THE SEASON BEGINS in a kitchen 1,000 miles from Comerica Park. Two new baseball gloves -- black leather with orange stitching and laces -- sit atop a granite countertop. It's early February in Dallas, eight days before Ian Kinsler goes to Florida for his first spring training with the Tigers, the team that acquired him in the blockbuster offseason trade that sent Prince Fielder to the Rangers. There's a nervous energy about the three-time All-Star second baseman. He's 31, going on 32, and he's been playing pro ball for more than a decade, yet he's filled with excitement and anxiety.

Kinsler, his hair short and mussed, a five-o'clock shadow dusting his face, slips a glove onto his left hand. The leather is stiff. "Damn," he says, smashing a fist into the pocket, "this is gonna need work." He admires the initials of his children -- 5-year-old daughter Rian and 2-year-old son Jack -- stitched next to his new number 3, and beside that, two words: "Prove it." It's a mantra that carried him from overlooked high school player to two-time college transfer to 17th-round draft pick to among the most productive middle infielders of the past decade -- and back to being overlooked. Kinsler is often viewed as the "other guy" in a trade largely perceived as a salary dump for the Tigers.

He looks at his glove and reads the words. They've never seemed truer. At every level, Kinsler has proved doubters wrong. Now, coming off two mediocre years, he is out to prove himself again -- to the team that traded for him and, especially, to the team that unceremoniously dispatched him after eight seasons and two World Series.

"There was no remorse from the Rangers," Kinsler says of the trade. "They did not care." He obviously still does. "The team had changed," he says. "It was not the same personalities, not the same players, not the same chemistry. To be traded, it was refreshing to start new."


LAST SEASON, KINSLER says, the Rangers didn't feel like his team anymore. It had been two years since the club won 96 games with Josh Hamilton, C.J. Wilson and Michael Young, one of Kinsler's closest friends. Young, the franchise's career leader in games played, hits, runs, doubles, triples and total bases, was dealt to Philadelphia in December 2012. "It hurt us," Kinsler says. "He held everything together." The Young trade was, in Kinsler's view, a misguided move that left a leadership void in the clubhouse.

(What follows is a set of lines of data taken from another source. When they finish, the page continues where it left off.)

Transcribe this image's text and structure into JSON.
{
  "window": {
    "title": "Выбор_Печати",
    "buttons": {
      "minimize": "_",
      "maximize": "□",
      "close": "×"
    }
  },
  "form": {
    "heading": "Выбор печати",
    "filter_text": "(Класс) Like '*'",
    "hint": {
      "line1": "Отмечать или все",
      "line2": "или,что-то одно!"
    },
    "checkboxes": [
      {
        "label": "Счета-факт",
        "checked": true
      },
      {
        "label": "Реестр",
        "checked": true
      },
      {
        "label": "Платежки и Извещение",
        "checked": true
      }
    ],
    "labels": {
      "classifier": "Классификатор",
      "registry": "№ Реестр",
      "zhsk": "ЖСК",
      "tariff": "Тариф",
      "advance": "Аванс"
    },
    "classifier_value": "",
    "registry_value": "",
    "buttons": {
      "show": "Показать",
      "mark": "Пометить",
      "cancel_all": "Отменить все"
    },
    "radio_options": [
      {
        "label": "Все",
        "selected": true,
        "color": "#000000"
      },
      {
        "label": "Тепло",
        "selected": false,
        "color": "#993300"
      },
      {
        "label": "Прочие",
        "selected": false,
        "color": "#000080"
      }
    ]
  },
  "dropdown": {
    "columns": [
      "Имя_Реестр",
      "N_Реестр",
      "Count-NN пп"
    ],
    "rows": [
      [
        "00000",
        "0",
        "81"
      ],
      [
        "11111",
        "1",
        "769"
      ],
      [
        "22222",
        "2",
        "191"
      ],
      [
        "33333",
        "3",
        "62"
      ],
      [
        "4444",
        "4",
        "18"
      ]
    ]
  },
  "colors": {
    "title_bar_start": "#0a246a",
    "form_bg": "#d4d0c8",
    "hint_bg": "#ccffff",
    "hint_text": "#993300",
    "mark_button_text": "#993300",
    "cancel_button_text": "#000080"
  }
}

That was the first strike. The second came soon after, when the front office asked Kinsler to move from second base to first. The idea was to make room for Jurickson Profar, a then-19-year-old infielder who'd quickly become one of baseball's top prospects. A shortstop by trade, Profar was blocked at the position by Elvis Andrus, who signed an eight-year, $120 million extension in April 2013. Andrus, then 24, was considered among the game's most valuable shortstops. Kinsler was coming off an unexceptional season. He was 30. He didn't need it spelled out.